Forest Blaze Raging in Connor Camp Area
Ironwood Daily Globe – Saturday August 28, 1937 (Associated Press)
Rhinelander, Wisconsin – A forest fire which started yesterday and has already burned more than 200 acres was raging today in a Connor Lumber Company hardwood slash area on the shores of Riley Lake in Forest county. A crew of 200 men is fighting the blaze, Nicolet Forest Supervisor Warren T. Murphy said.
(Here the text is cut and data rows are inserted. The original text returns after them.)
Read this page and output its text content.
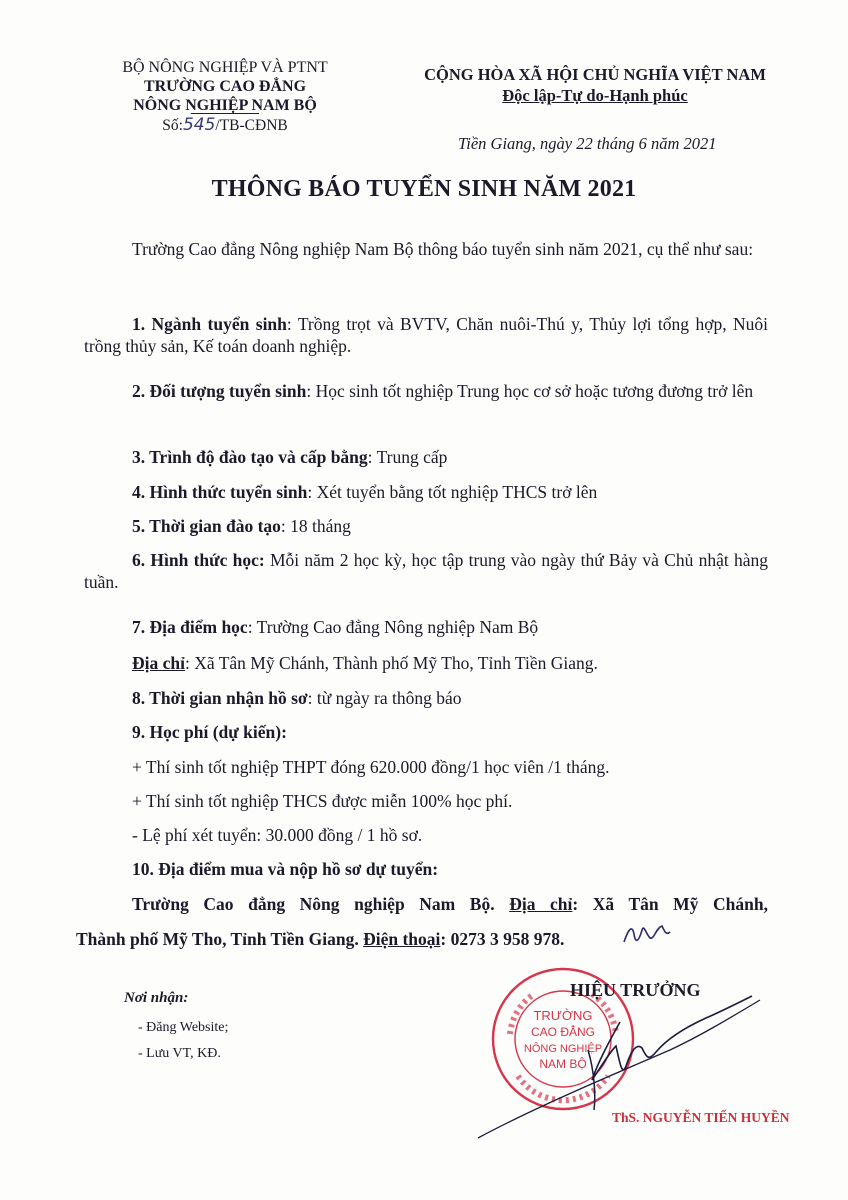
BỘ NÔNG NGHIỆP VÀ PTNT
TRƯỜNG CAO ĐẲNG
NÔNG NGHIỆP NAM BỘ
Số:545/TB-CĐNB
CỘNG HÒA XÃ HỘI CHỦ NGHĨA VIỆT NAM
Độc lập-Tự do-Hạnh phúc
Tiền Giang, ngày 22 tháng 6 năm 2021
THÔNG BÁO TUYỂN SINH NĂM 2021
Trường Cao đẳng Nông nghiệp Nam Bộ thông báo tuyển sinh năm 2021, cụ thể như sau:
1. Ngành tuyển sinh: Trồng trọt và BVTV, Chăn nuôi-Thú y, Thủy lợi tổng hợp, Nuôi trồng thủy sản, Kế toán doanh nghiệp.
2. Đối tượng tuyển sinh: Học sinh tốt nghiệp Trung học cơ sở hoặc tương đương trở lên
3. Trình độ đào tạo và cấp bằng: Trung cấp
4. Hình thức tuyển sinh: Xét tuyển bằng tốt nghiệp THCS trở lên
5. Thời gian đào tạo: 18 tháng
6. Hình thức học: Mỗi năm 2 học kỳ, học tập trung vào ngày thứ Bảy và Chủ nhật hàng tuần.
7. Địa điểm học: Trường Cao đẳng Nông nghiệp Nam Bộ
Địa chỉ: Xã Tân Mỹ Chánh, Thành phố Mỹ Tho, Tỉnh Tiền Giang.
8. Thời gian nhận hồ sơ: từ ngày ra thông báo
9. Học phí (dự kiến):
+ Thí sinh tốt nghiệp THPT đóng 620.000 đồng/1 học viên /1 tháng.
+ Thí sinh tốt nghiệp THCS được miễn 100% học phí.
- Lệ phí xét tuyển: 30.000 đồng / 1 hồ sơ.
10. Địa điểm mua và nộp hồ sơ dự tuyển:
Trường Cao đẳng Nông nghiệp Nam Bộ. Địa chỉ: Xã Tân Mỹ Chánh,
Thành phố Mỹ Tho, Tỉnh Tiền Giang. Điện thoại: 0273 3 958 978.
Nơi nhận:
- Đăng Website;
- Lưu VT, KĐ.
TRƯỜNG
CAO ĐẲNG
NÔNG NGHIỆP
NAM BỘ
HIỆU TRƯỞNG
ThS. NGUYỄN TIẾN HUYỀN
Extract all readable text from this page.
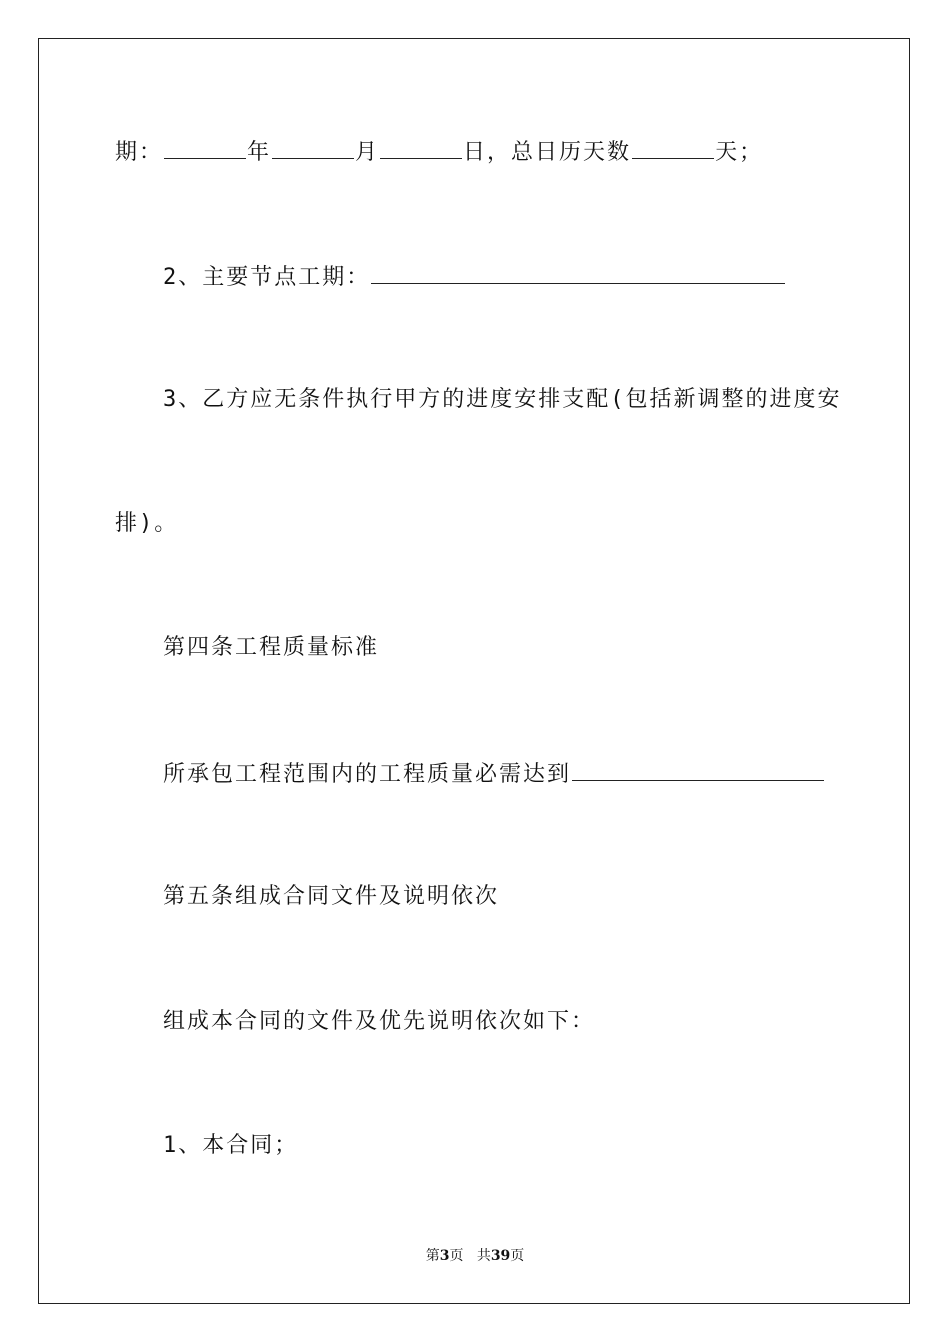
期：	年	月	日，总日历天数	天；
2、主要节点工期：
3、乙方应无条件执行甲方的进度安排支配(包括新调整的进度安
排)。
第四条工程质量标准
所承包工程范围内的工程质量必需达到
第五条组成合同文件及说明依次
组成本合同的文件及优先说明依次如下：
1、本合同；
第3页 共39页
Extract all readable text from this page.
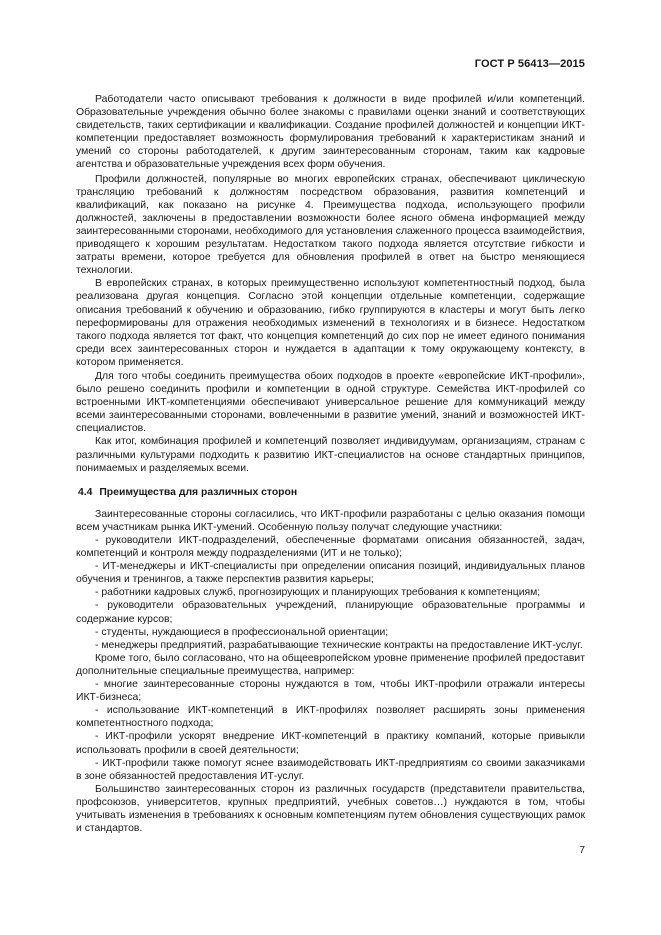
ГОСТ Р 56413—2015

Работодатели часто описывают требования к должности в виде профилей и/или компетенций. Образовательные учреждения обычно более знакомы с правилами оценки знаний и соответствующих свидетельств, таких сертификации и квалификации. Создание профилей должностей и концепции ИКТ-компетенции предоставляет возможность формулирования требований к характеристикам знаний и умений со стороны работодателей, к другим заинтересованным сторонам, таким как кадровые агентства и образовательные учреждения всех форм обучения.

Профили должностей, популярные во многих европейских странах, обеспечивают циклическую трансляцию требований к должностям посредством образования, развития компетенций и квалификаций, как показано на рисунке 4. Преимущества подхода, использующего профили должностей, заключены в предоставлении возможности более ясного обмена информацией между заинтересованными сторонами, необходимого для установления слаженного процесса взаимодействия, приводящего к хорошим результатам. Недостатком такого подхода является отсутствие гибкости и затраты времени, которое требуется для обновления профилей в ответ на быстро меняющиеся технологии.

В европейских странах, в которых преимущественно используют компетентностный подход, была реализована другая концепция. Согласно этой концепции отдельные компетенции, содержащие описания требований к обучению и образованию, гибко группируются в кластеры и могут быть легко переформированы для отражения необходимых изменений в технологиях и в бизнесе. Недостатком такого подхода является тот факт, что концепция компетенций до сих пор не имеет единого понимания среди всех заинтересованных сторон и нуждается в адаптации к тому окружающему контексту, в котором применяется.

Для того чтобы соединить преимущества обоих подходов в проекте «европейские ИКТ-профили», было решено соединить профили и компетенции в одной структуре. Семейства ИКТ-профилей со встроенными ИКТ-компетенциями обеспечивают универсальное решение для коммуникаций между всеми заинтересованными сторонами, вовлеченными в развитие умений, знаний и возможностей ИКТ-специалистов.

Как итог, комбинация профилей и компетенций позволяет индивидуумам, организациям, странам с различными культурами подходить к развитию ИКТ-специалистов на основе стандартных принципов, понимаемых и разделяемых всеми.

4.4 Преимущества для различных сторон

Заинтересованные стороны согласились, что ИКТ-профили разработаны с целью оказания помощи всем участникам рынка ИКТ-умений. Особенную пользу получат следующие участники:

- руководители ИКТ-подразделений, обеспеченные форматами описания обязанностей, задач, компетенций и контроля между подразделениями (ИТ и не только);

- ИТ-менеджеры и ИКТ-специалисты при определении описания позиций, индивидуальных планов обучения и тренингов, а также перспектив развития карьеры;

- работники кадровых служб, прогнозирующих и планирующих требования к компетенциям;

- руководители образовательных учреждений, планирующие образовательные программы и содержание курсов;

- студенты, нуждающиеся в профессиональной ориентации;

- менеджеры предприятий, разрабатывающие технические контракты на предоставление ИКТ-услуг.

Кроме того, было согласовано, что на общеевропейском уровне применение профилей предоставит дополнительные специальные преимущества, например:

- многие заинтересованные стороны нуждаются в том, чтобы ИКТ-профили отражали интересы ИКТ-бизнеса;

- использование ИКТ-компетенций в ИКТ-профилях позволяет расширять зоны применения компетентностного подхода;

- ИКТ-профили ускорят внедрение ИКТ-компетенций в практику компаний, которые привыкли использовать профили в своей деятельности;

- ИКТ-профили также помогут яснее взаимодействовать ИКТ-предприятиям со своими заказчиками в зоне обязанностей предоставления ИТ-услуг.

Большинство заинтересованных сторон из различных государств (представители правительства, профсоюзов, университетов, крупных предприятий, учебных советов…) нуждаются в том, чтобы учитывать изменения в требованиях к основным компетенциям путем обновления существующих рамок и стандартов.

7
Rangers on the scene estimate that the blaze would be brought under control this afternoon.
Upstate Area In “Explosive” Fire Condition
The Daily Northwestern (Oshkosh) – October 22, 1953
Eagle River, Wisconsin – The north-woods timber country today began its eighth week without an “effective rain” and rangers term the forest fire menace “explosive.” The U.S. Forest Service Station here said Wednesday its danger indicator was at 65 per cent, highest of the fall. Any reading over 50 per cent is considered extremely dangerous. The last “effective rain” – one of a half-inch or more – fell September 2. U.S. Forest Service Ranger Ken Elliot said the woods are in an “explosive condition” and standby crews are ready to rush into action if a fire breaks out. Long range forecasts indicate possible rain by the weekend, but there was no indication it would be heavy enough to relieve the forests. There have been four fires in the Nicolet National Forests in the past week – two near Laona, one near Florence and one near Lakewood. The largest one burned off eight acres. Both state and federal rangers have canceled burning permits in this area.